Although seismologists in Japan and the United States issued a tsunami alert, the Indonesian authorities say they were unable to warn coastal communities.


UNESCO is coordinating the Indian Ocean’s tsunami warning system, which it announced was ready for action last month (see Indian Ocean tsunami alert system up and running).


The organisation’s director-general Koïchiro Matsuura said the system functioned well. Jakarta was alerted 19 minutes after the earthquake that triggered the tsunami began, some 180 kilometres offshore.


The 2 metre high wave hit Java’s coastline 37 minutes later, but no warnings had yet reached Indonesia’s coastal areas.

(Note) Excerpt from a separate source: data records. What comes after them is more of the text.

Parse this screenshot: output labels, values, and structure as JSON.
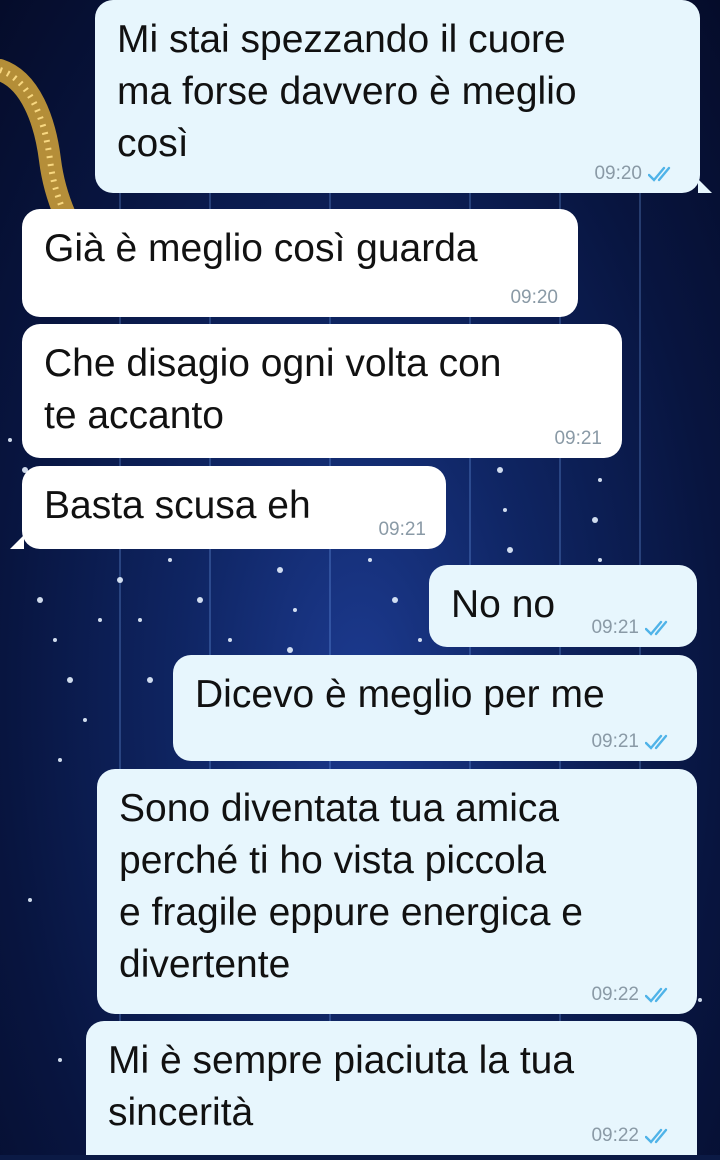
{
  "messages": [
    {
      "direction": "out",
      "text": "Mi stai spezzando il cuore\nma forse davvero è meglio\ncosì",
      "time": "09:20",
      "read": true
    },
    {
      "direction": "in",
      "text": "Già è meglio così guarda",
      "time": "09:20"
    },
    {
      "direction": "in",
      "text": "Che disagio ogni volta con\nte accanto",
      "time": "09:21"
    },
    {
      "direction": "in",
      "text": "Basta scusa eh",
      "time": "09:21"
    },
    {
      "direction": "out",
      "text": "No no",
      "time": "09:21",
      "read": true
    },
    {
      "direction": "out",
      "text": "Dicevo è meglio per me",
      "time": "09:21",
      "read": true
    },
    {
      "direction": "out",
      "text": "Sono diventata tua amica\nperché ti ho vista piccola\ne fragile eppure energica e\ndivertente",
      "time": "09:22",
      "read": true
    },
    {
      "direction": "out",
      "text": "Mi è sempre piaciuta la tua\nsincerità",
      "time": "09:22",
      "read": true
    }
  ],
  "colors": {
    "outgoing_bubble": "#e7f6fd",
    "incoming_bubble": "#ffffff",
    "read_ticks": "#4fb3e8",
    "timestamp": "#8a9aa6"
  },
  "icons": {
    "read_receipt": "double-check-icon",
    "wallpaper": "night-lights-wallpaper"
  }
}
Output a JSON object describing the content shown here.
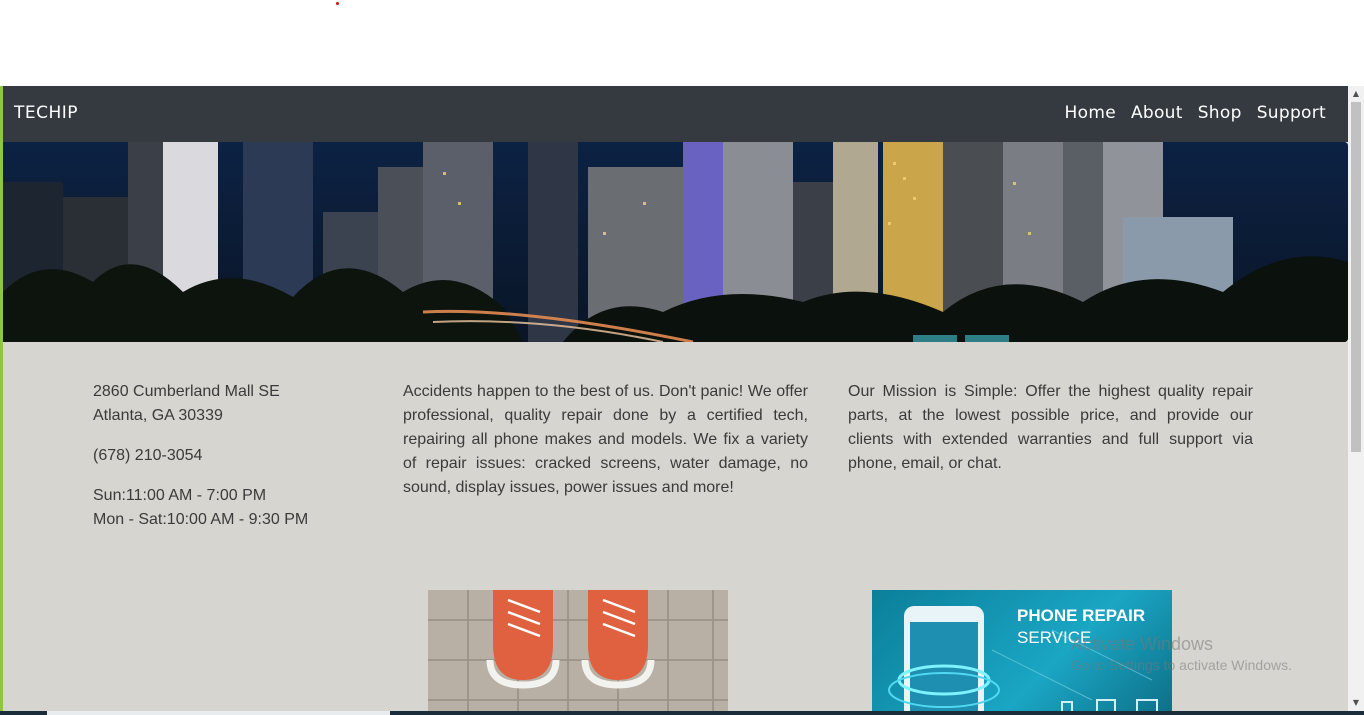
{
  "nav": {
    "brand": "TECHIP",
    "links": [
      "Home",
      "About",
      "Shop",
      "Support"
    ]
  },
  "contact": {
    "address_line1": "2860 Cumberland Mall SE",
    "address_line2": "Atlanta, GA 30339",
    "phone": "(678) 210-3054",
    "hours_sunday": "Sun:11:00 AM - 7:00 PM",
    "hours_weekdays": "Mon - Sat:10:00 AM - 9:30 PM"
  },
  "about_text": "Accidents happen to the best of us. Don't panic! We offer professional, quality repair done by a certified tech, repairing all phone makes and models. We fix a variety of repair issues: cracked screens, water damage, no sound, display issues, power issues and more!",
  "mission_text": "Our Mission is Simple: Offer the highest quality repair parts, at the lowest possible price, and provide our clients with extended warranties and full support via phone, email, or chat.",
  "promo": {
    "phone_banner_line1": "PHONE REPAIR",
    "phone_banner_line2": "SERVICE"
  },
  "watermark": {
    "line1": "Activate Windows",
    "line2": "Go to Settings to activate Windows."
  },
  "colors": {
    "navbar": "#343a40",
    "content_bg": "#d6d5d0",
    "frame_accent": "#8dc63f"
  }
}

Kusmayanto Kadiman, Indonesia’s minister for research and technology, said the government received an alert just seven minutes before the tsunami struck and that “there wasn’t enough time to alert all the residents in the area”, reported Xinhua news agency.


“Several hundred people still lost their lives and tens of thousands more have lost their homes and livelihoods,” said Matsuura. “The system still has big gaps, notably in getting the warnings to coastal communities in time.”


“It is important to maintain the momentum of the past 18 months and to reinforce national capacities to react effectively when such disasters strike,” Matsuura said.


The warning system was set up in response to the devastating tsunami that struck various Indian Ocean countries on 26 December 2004.


In December 2005, Sri Lankan science writer Nalaka Gunawardene pointed out that even sophisticated tsunami detection systems would be ineffective if they lacked means to disseminate their warnings (see A long ‘last mile’: the lesson of the Asian tsunami).


“With the regional warning system in place, it is now imperative that governments, civil society and mass media in the Indian Ocean countries implement practical, reliable methods to broadcast disaster warnings to communities at risk,” he told SciDev.Net today.

This week’s tsunami has left more than 50,000 people homeless. The earthquake that triggered it measured 7.7 on the Richter scale.